Неожиданно воздушная подушка исчезла, и Гвибер, потеряв равновесие, упал лицом в источник. Он едва не захлебнулся и с трудом выбрался на берег. С его лица стекали прозрачные, сверкающие потоки, и верблюд, хитрая бестия, подкрался и едва не содрал ему кожу со щеки, проведя языком. Затем верблюд лег рядом и преспокойно начал пить.
Гвибер улегся рядом на животе и запустил в воду обе руки. Он долго шарил по дну, пока вдруг не нащупал доску. Подумав, что это, вероятно, крышка гроба, он потащил доску на себя.

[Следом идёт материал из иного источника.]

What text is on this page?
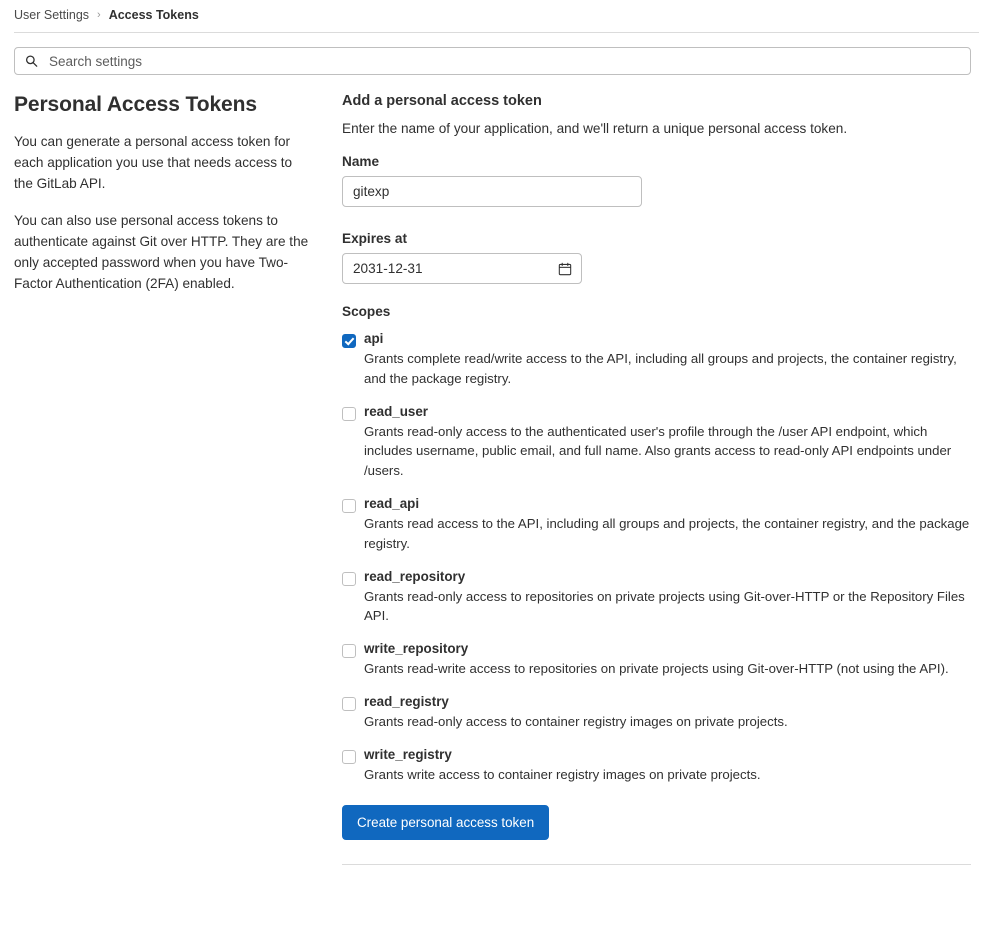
User Settings › Access Tokens
Search settings
Personal Access Tokens

You can generate a personal access token for each application you use that needs access to the GitLab API.

You can also use personal access tokens to authenticate against Git over HTTP. They are the only accepted password when you have Two-Factor Authentication (2FA) enabled.

Add a personal access token

Enter the name of your application, and we'll return a unique personal access token.

Name
gitexp
Expires at
2031-12-31
Scopes
api
Grants complete read/write access to the API, including all groups and projects, the container registry, and the package registry.
read_user
Grants read-only access to the authenticated user's profile through the /user API endpoint, which includes username, public email, and full name. Also grants access to read-only API endpoints under /users.
read_api
Grants read access to the API, including all groups and projects, the container registry, and the package registry.
read_repository
Grants read-only access to repositories on private projects using Git-over-HTTP or the Repository Files API.
write_repository
Grants read-write access to repositories on private projects using Git-over-HTTP (not using the API).
read_registry
Grants read-only access to container registry images on private projects.
write_registry
Grants write access to container registry images on private projects.
Create personal access token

Доска шла с усилием, как будто водная толща ее не пускала, но затем приблизилась к поверхности. Сверкающие струи стекали с нее, покрывая поверхность тонким хрустальным слоем, в котором отражалось слишком яркое солнце. На самой доске, немного выгнутой, была нарисована дева — с удлиненным лицом, с маленьким круглым подбородком и целым выводком тугих кудряшек на лбу, под платком.
Гвибер ахнул во весь рот и с размаху, обливаясь водой, прижал деву к своему лицу и к груди, так что стукнулся о доску лбом и носом, а край ее больно впился ему под ложечку. Но ничего этого Гвибер в своем восторге не заметил, как не заметил и того, что из носа у него потекла кровь. Поэтому когда он отодвинул от себя святую Марину, дабы полюбоваться ее несказанной красотой, он подумал, что она заплакала кровью, и не на шутку перепугался. Он осторожно плеснул на нее водой, смывая кровь. Больше никаких следов на доске не проступило, и Гвибер вздохнул с облегчением.
Сняв плащ, он закутал Марину, пренебрегая собственными удобствами, а затем уселся на верблюда и впервые за время их знакомства огрел его палкой — точь-в-точь как это делали сарацины в его сне.
После возвращения с иконой из Дамаска Гвибер стал называть себя рыцарем Марины, хотя никаким рыцарем он не был, а святой образ у него забрали и, благоговейно поместив в великолепную раму, отправили в богатое и благочестивое аббатство неподалеку от Триполи. Гвибер некоторое время жил в Триполи, где мог навещать свою Даму, а также выполнять незначительные поручения графа Раймона, а потом перебрался в маленький домик в Сайде, который купил на деньги своего господина.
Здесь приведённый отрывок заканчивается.